三、尚右命令は前記政令第四条に基き返還を命じているが、岡村工場敷地が昭和二十四年三月岡村中学校の新設に当つて仮に学校施設に編入されたとしても、申立人はその以前から引続き権限に基いて使用する者であること疎明第九、十、十一、十二号証等によつて明白である、従つて申立人は右政令第五条によつて第四条の適用除外者である、この点に於て本件命令は違法である。

四、本件命令は以上の理由によつて無効且違法であるから、申立人は文部大臣に訴願し且訴願の裁決を経ることにより著しい損害を生ずる虞があるから違法な行政処分の取消を求める訴を御庁に提起した。

しかし違法な行政処分は現在し、放置すれば被申立人は手続を進行する、その結果岡村工場の作業は停止の止むなきに至ること必至である、岡村工場の作業停止ともならば、申立人の本社工場に於ける組立作業は必然に作業不能となり、申立人は茲に破産し、三百四十九名の勤労者は一時に職を失う次第である、其後に至つて申立人の主張が認められて勝訴の判決を得たとしても執行によつて生ずべき損害を償うことはできない、よつて行政事件訴訟特例法第十条二項により本件申立に及ぶ次第である旨申立てた。

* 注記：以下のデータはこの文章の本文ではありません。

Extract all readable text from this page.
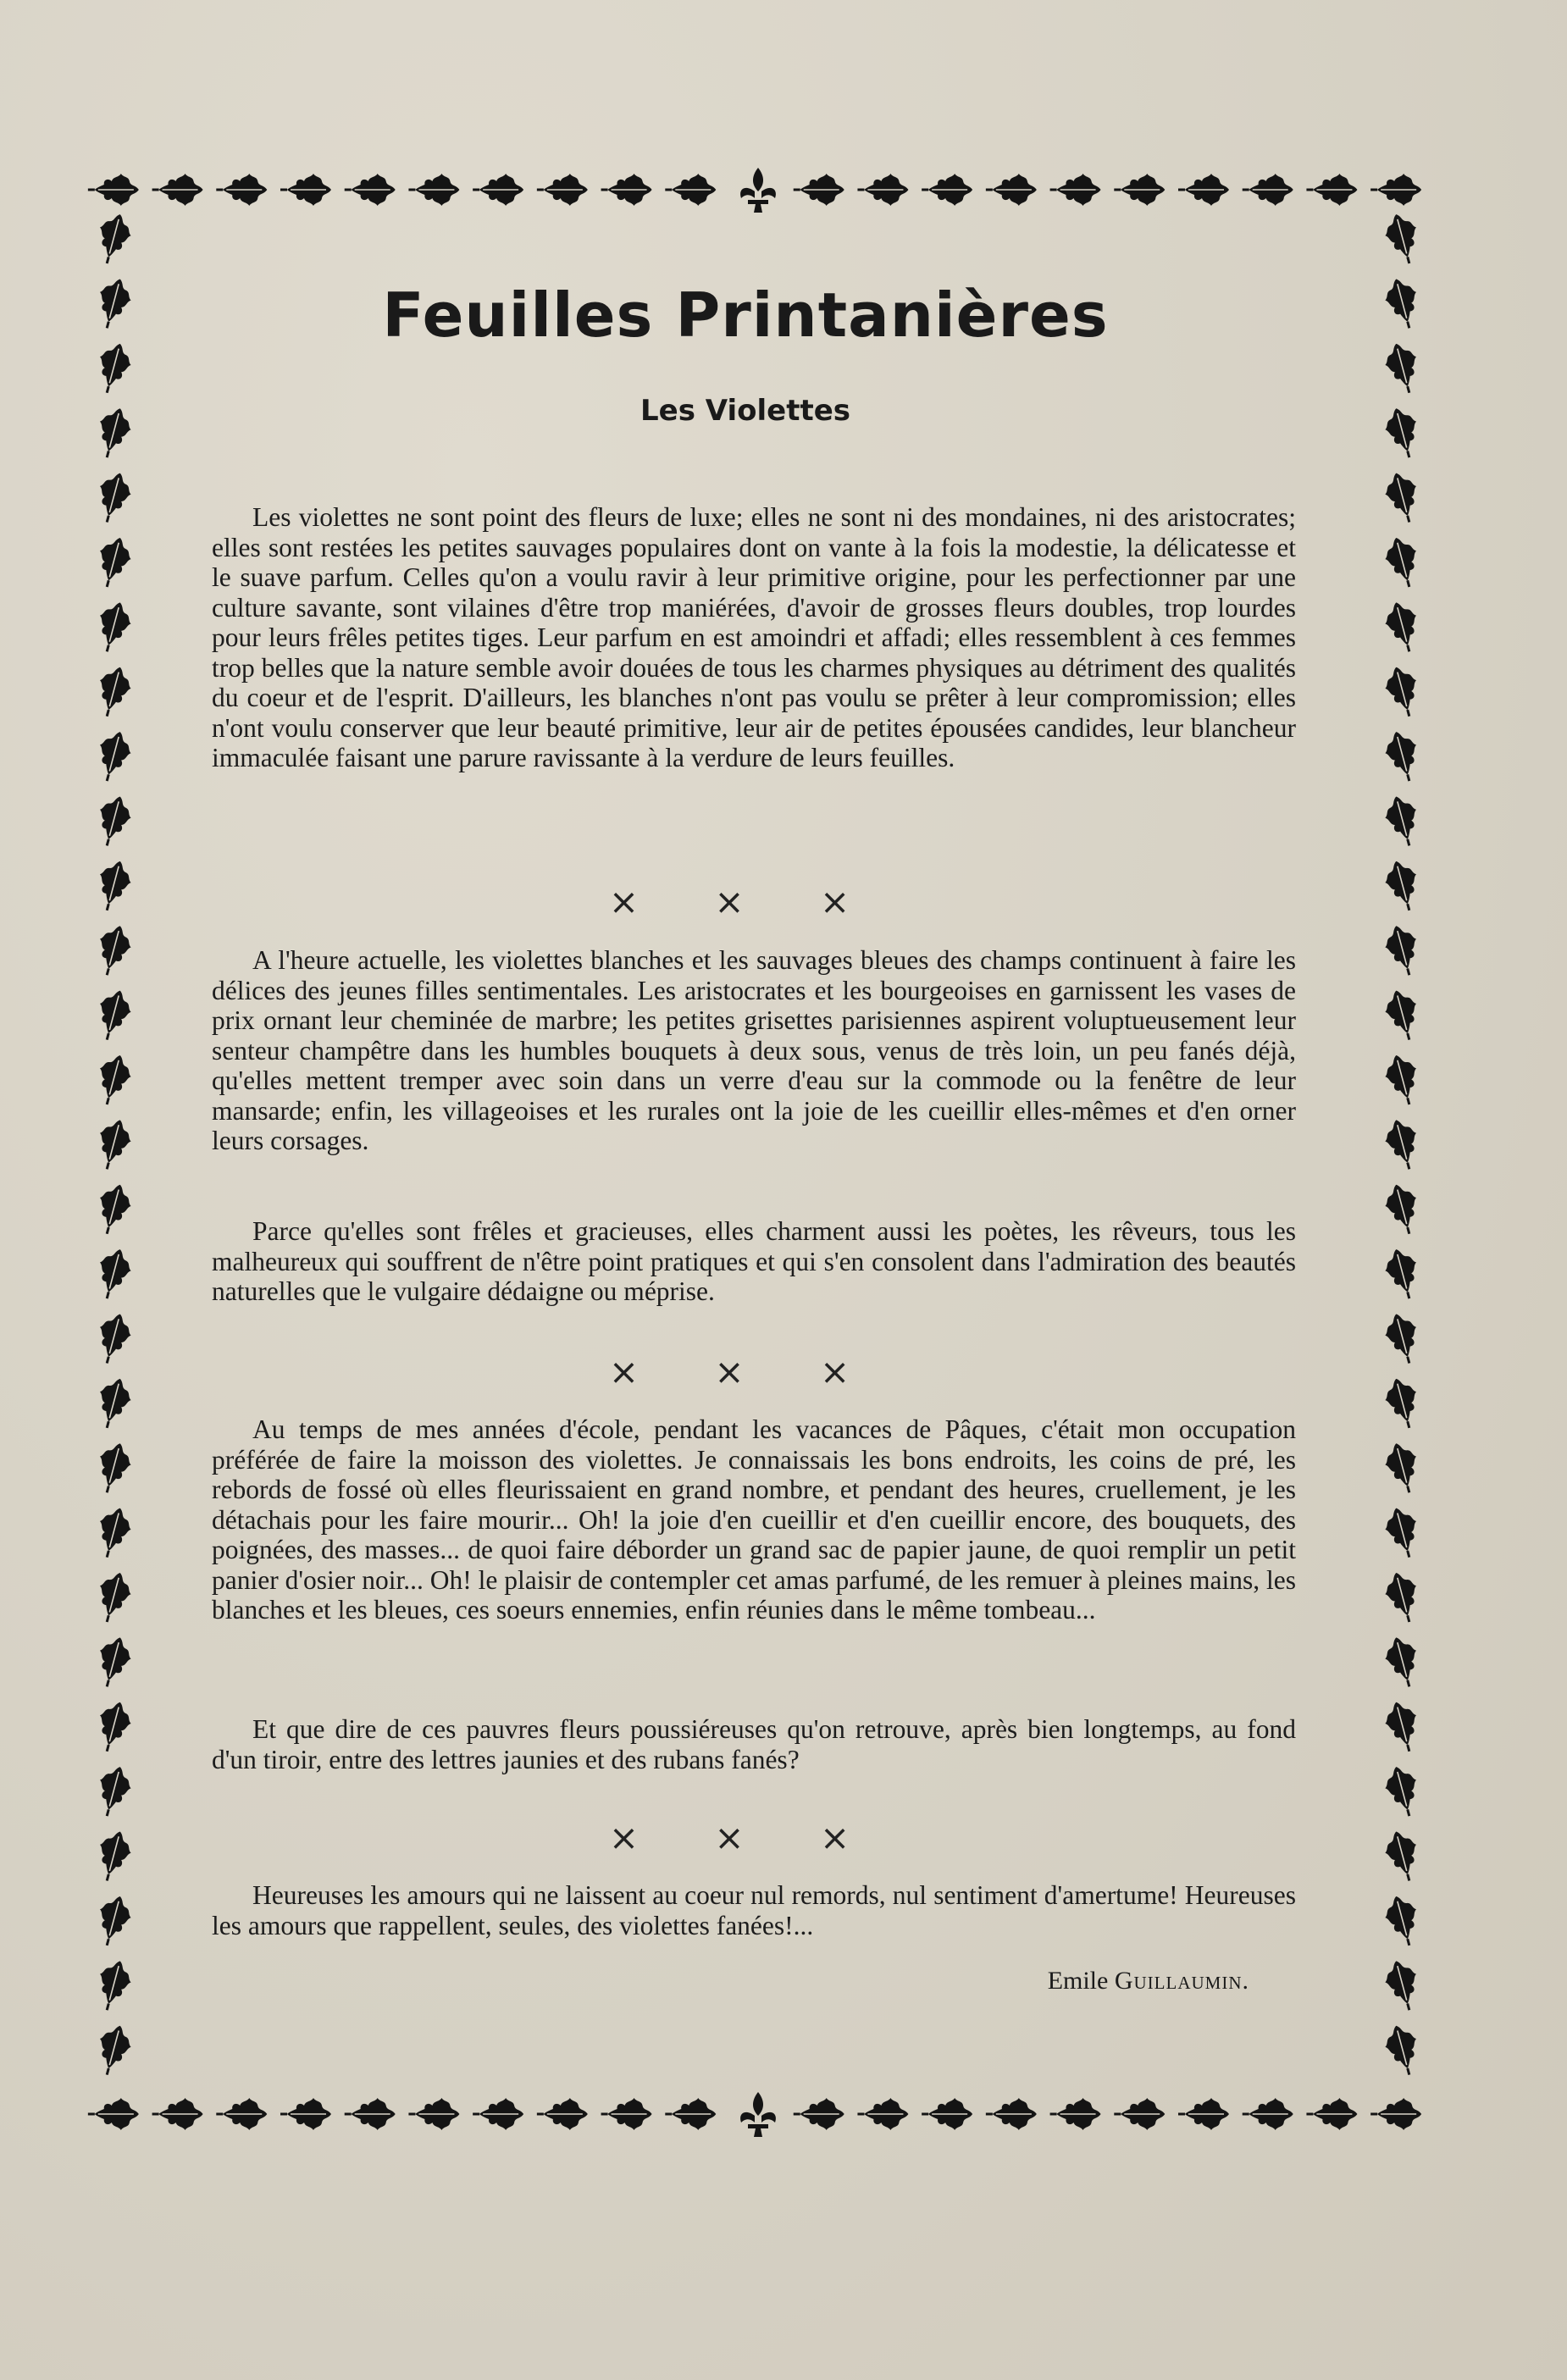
Feuilles Printanières
Les Violettes

Les violettes ne sont point des fleurs de luxe; elles ne sont ni des mondaines, ni des aristocrates; elles sont restées les petites sauvages populaires dont on vante à la fois la modestie, la délicatesse et le suave parfum. Celles qu'on a voulu ravir à leur primitive origine, pour les perfectionner par une culture savante, sont vilaines d'être trop maniérées, d'avoir de grosses fleurs doubles, trop lourdes pour leurs frêles petites tiges. Leur parfum en est amoindri et affadi; elles ressemblent à ces femmes trop belles que la nature semble avoir douées de tous les charmes physiques au détriment des qualités du coeur et de l'esprit. D'ailleurs, les blanches n'ont pas voulu se prêter à leur compromission; elles n'ont voulu conserver que leur beauté primitive, leur air de petites épousées candides, leur blancheur immaculée faisant une parure ravissante à la verdure de leurs feuilles.

× × ×

A l'heure actuelle, les violettes blanches et les sauvages bleues des champs continuent à faire les délices des jeunes filles sentimentales. Les aristocrates et les bourgeoises en garnissent les vases de prix ornant leur cheminée de marbre; les petites grisettes parisiennes aspirent voluptueusement leur senteur champêtre dans les humbles bouquets à deux sous, venus de très loin, un peu fanés déjà, qu'elles mettent tremper avec soin dans un verre d'eau sur la commode ou la fenêtre de leur mansarde; enfin, les villageoises et les rurales ont la joie de les cueillir elles-mêmes et d'en orner leurs corsages.

Parce qu'elles sont frêles et gracieuses, elles charment aussi les poètes, les rêveurs, tous les malheureux qui souffrent de n'être point pratiques et qui s'en consolent dans l'admiration des beautés naturelles que le vulgaire dédaigne ou méprise.

× × ×

Au temps de mes années d'école, pendant les vacances de Pâques, c'était mon occupation préférée de faire la moisson des violettes. Je connaissais les bons endroits, les coins de pré, les rebords de fossé où elles fleurissaient en grand nombre, et pendant des heures, cruellement, je les détachais pour les faire mourir... Oh! la joie d'en cueillir et d'en cueillir encore, des bouquets, des poignées, des masses... de quoi faire déborder un grand sac de papier jaune, de quoi remplir un petit panier d'osier noir... Oh! le plaisir de contempler cet amas parfumé, de les remuer à pleines mains, les blanches et les bleues, ces soeurs ennemies, enfin réunies dans le même tombeau...

Et que dire de ces pauvres fleurs poussiéreuses qu'on retrouve, après bien longtemps, au fond d'un tiroir, entre des lettres jaunies et des rubans fanés?

× × ×

Heureuses les amours qui ne laissent au coeur nul remords, nul sentiment d'amertume! Heureuses les amours que rappellent, seules, des violettes fanées!...

Emile Guillaumin.
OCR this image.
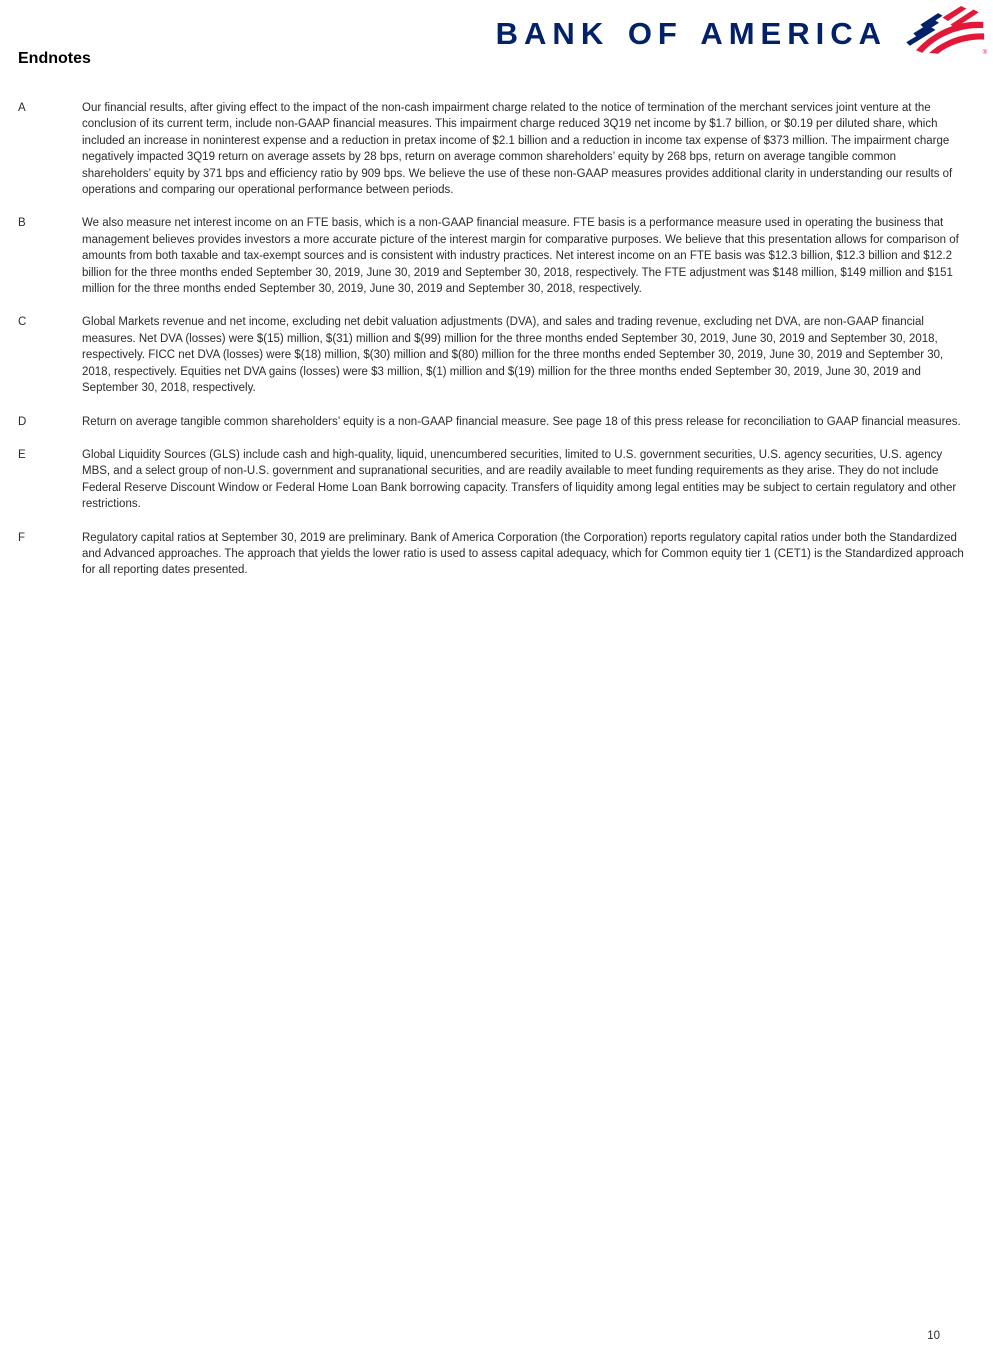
BANK OF AMERICA
®
Endnotes
A	Our financial results, after giving effect to the impact of the non-cash impairment charge related to the notice of termination of the merchant services joint venture at the conclusion of its current term, include non-GAAP financial measures. This impairment charge reduced 3Q19 net income by $1.7 billion, or $0.19 per diluted share, which included an increase in noninterest expense and a reduction in pretax income of $2.1 billion and a reduction in income tax expense of $373 million. The impairment charge negatively impacted 3Q19 return on average assets by 28 bps, return on average common shareholders’ equity by 268 bps, return on average tangible common shareholders’ equity by 371 bps and efficiency ratio by 909 bps. We believe the use of these non-GAAP measures provides additional clarity in understanding our results of operations and comparing our operational performance between periods.
B	We also measure net interest income on an FTE basis, which is a non-GAAP financial measure. FTE basis is a performance measure used in operating the business that management believes provides investors a more accurate picture of the interest margin for comparative purposes. We believe that this presentation allows for comparison of amounts from both taxable and tax-exempt sources and is consistent with industry practices. Net interest income on an FTE basis was $12.3 billion, $12.3 billion and $12.2 billion for the three months ended September 30, 2019, June 30, 2019 and September 30, 2018, respectively. The FTE adjustment was $148 million, $149 million and $151 million for the three months ended September 30, 2019, June 30, 2019 and September 30, 2018, respectively.
C	Global Markets revenue and net income, excluding net debit valuation adjustments (DVA), and sales and trading revenue, excluding net DVA, are non-GAAP financial measures. Net DVA (losses) were $(15) million, $(31) million and $(99) million for the three months ended September 30, 2019, June 30, 2019 and September 30, 2018, respectively. FICC net DVA (losses) were $(18) million, $(30) million and $(80) million for the three months ended September 30, 2019, June 30, 2019 and September 30, 2018, respectively. Equities net DVA gains (losses) were $3 million, $(1) million and $(19) million for the three months ended September 30, 2019, June 30, 2019 and September 30, 2018, respectively.
D	Return on average tangible common shareholders’ equity is a non-GAAP financial measure. See page 18 of this press release for reconciliation to GAAP financial measures.
E	Global Liquidity Sources (GLS) include cash and high-quality, liquid, unencumbered securities, limited to U.S. government securities, U.S. agency securities, U.S. agency MBS, and a select group of non-U.S. government and supranational securities, and are readily available to meet funding requirements as they arise. They do not include Federal Reserve Discount Window or Federal Home Loan Bank borrowing capacity. Transfers of liquidity among legal entities may be subject to certain regulatory and other restrictions.
F	Regulatory capital ratios at September 30, 2019 are preliminary. Bank of America Corporation (the Corporation) reports regulatory capital ratios under both the Standardized and Advanced approaches. The approach that yields the lower ratio is used to assess capital adequacy, which for Common equity tier 1 (CET1) is the Standardized approach for all reporting dates presented.
10
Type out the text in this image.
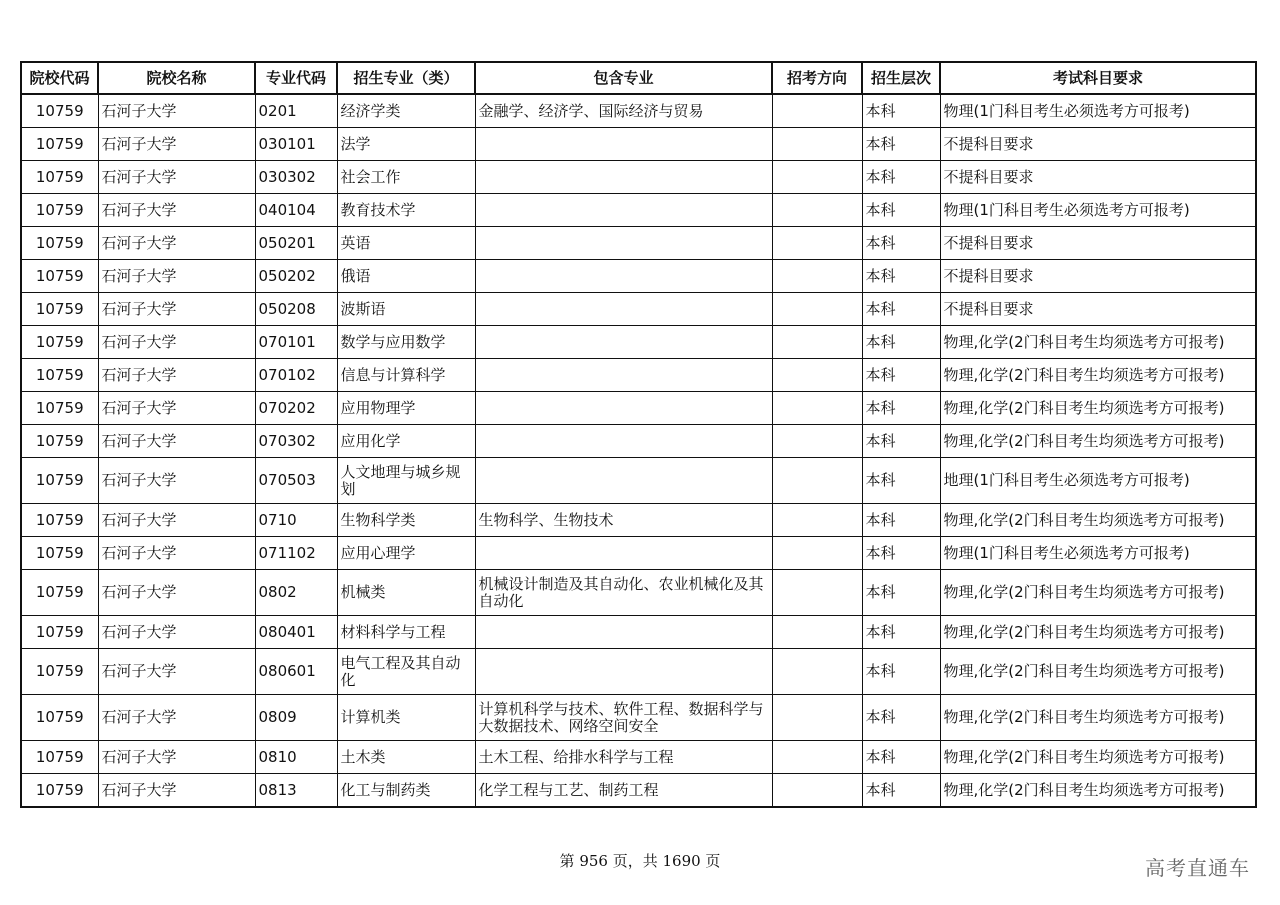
院校代码	院校名称	专业代码	招生专业（类）	包含专业	招考方向	招生层次	考试科目要求
10759	石河子大学	0201	经济学类	金融学、经济学、国际经济与贸易		本科	物理(1门科目考生必须选考方可报考)
10759	石河子大学	030101	法学			本科	不提科目要求
10759	石河子大学	030302	社会工作			本科	不提科目要求
10759	石河子大学	040104	教育技术学			本科	物理(1门科目考生必须选考方可报考)
10759	石河子大学	050201	英语			本科	不提科目要求
10759	石河子大学	050202	俄语			本科	不提科目要求
10759	石河子大学	050208	波斯语			本科	不提科目要求
10759	石河子大学	070101	数学与应用数学			本科	物理,化学(2门科目考生均须选考方可报考)
10759	石河子大学	070102	信息与计算科学			本科	物理,化学(2门科目考生均须选考方可报考)
10759	石河子大学	070202	应用物理学			本科	物理,化学(2门科目考生均须选考方可报考)
10759	石河子大学	070302	应用化学			本科	物理,化学(2门科目考生均须选考方可报考)
10759	石河子大学	070503	人文地理与城乡规划			本科	地理(1门科目考生必须选考方可报考)
10759	石河子大学	0710	生物科学类	生物科学、生物技术		本科	物理,化学(2门科目考生均须选考方可报考)
10759	石河子大学	071102	应用心理学			本科	物理(1门科目考生必须选考方可报考)
10759	石河子大学	0802	机械类	机械设计制造及其自动化、农业机械化及其自动化		本科	物理,化学(2门科目考生均须选考方可报考)
10759	石河子大学	080401	材料科学与工程			本科	物理,化学(2门科目考生均须选考方可报考)
10759	石河子大学	080601	电气工程及其自动化			本科	物理,化学(2门科目考生均须选考方可报考)
10759	石河子大学	0809	计算机类	计算机科学与技术、软件工程、数据科学与大数据技术、网络空间安全		本科	物理,化学(2门科目考生均须选考方可报考)
10759	石河子大学	0810	土木类	土木工程、给排水科学与工程		本科	物理,化学(2门科目考生均须选考方可报考)
10759	石河子大学	0813	化工与制药类	化学工程与工艺、制药工程		本科	物理,化学(2门科目考生均须选考方可报考)
第 956 页，共 1690 页	高考直通车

仍て按ずるに申立人は右一乃至三を主たる理由として当庁に右命令の効力を争う行政訴訟を提起した。而して右一乃至三の主張が正当なりや否やは専ら右本案訴訟に於て審査を遂げる次第であるが右訴訟の判決確定に至るまで右命令の執行停止を求める申立人の本申立は当裁判所に於て理由あるものと認め主文の通り決定する。

申請人 株式会社岡村製作所

被申請人 横浜市教育委員会

主文

被申立人は昭和二十八年七月三十日申立人に対し発した同日付第一、七〇二号返還命令に基く執行を停止せよ。